By Robert DiGiacomo, for Yahoo! HotJobs
The power suits for men and women may no longer set the style standard in today's business-casual workplace, but how you dress for the office still matters.
"People who dress better are typically treated better at work," says David McKnight, a New York City-based image consultant. "They are usually given more responsibility and are shown much more respect."
Here are tips on what to wear -- and what not to wear -- so you can make the best impression on your boss, colleagues and clients.
The Big No-Nos
Business casual isn't a fashion free-for-all, says Susan Bixler, president and founder of the Bixler Consulting Group.
The Atlanta-based consultant has created guidelines for business-casual dress for those just starting out, workers at mid-career and those eyeing the executive suite.
The "baseline" look starts with three no-nos -- no flip-flops, no jeans and no visible tattoos -- and calls for tailored trousers and long-sleeve shirts or tops for men and women.
The "midstream" look is similar but with an emphasis on higher-quality fabrics. The executive version ups the sartorial ante by recommending jackets for men and trouser-style suits for women.
"Any time you want to add authority, put on the jacket," says Bixler, the author of seven books, including The New Professional Image: From Business Casual to the Ultimate Power Look.
All Suited Up
If you're unsure about the dress code -- or lack thereof -- for a prospective employer, ask in advance.
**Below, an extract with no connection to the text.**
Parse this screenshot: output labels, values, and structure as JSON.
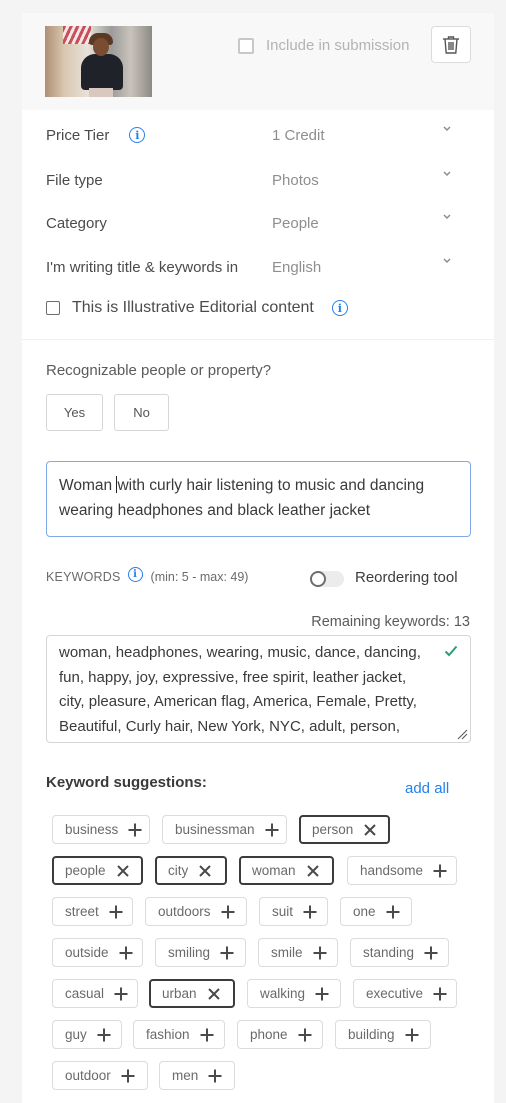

But McKnight believes you really can't go wrong by donning a jacket or wearing a suit.
"A suit is a nonverbal way of communicating to the employer that you really want the position and that you are taking the interview extremely seriously," he says.
Bixler advises women to avoid too much of a good thing, whether it's clothes that are too tight or too much makeup, jewelry or fragrance.
Men often make the mistake of showing up in casual clothing more appropriate for poker night with the guys than the office, or showing up at work unshaven or with dirty, unpolished shoes.
"There's an expectation [for both sexes] to look professional," Bixler says. "Women have more opportunity to make mistakes because there are more options for women. For men, it's more straightforward."
Too Much Skin
Edgy looks, especially those involving the baring of cleavage, skin or tattoos, rarely cut it at the office, unless you happen to work in a trend-conscious field like advertising or fashion.
"When you're not sure whether something is appropriate for work, then there's a 98 percent chance that it's not," McKnight says.
The Whole Look
Choosing the right clothing is just one component of your professional look, which includes good grooming and hygiene, as well as being well-rested and mentally ready to face the day.
"There are so many things we don't have control over, but what we can control is the image of professionalism we show to the world," Bixler says.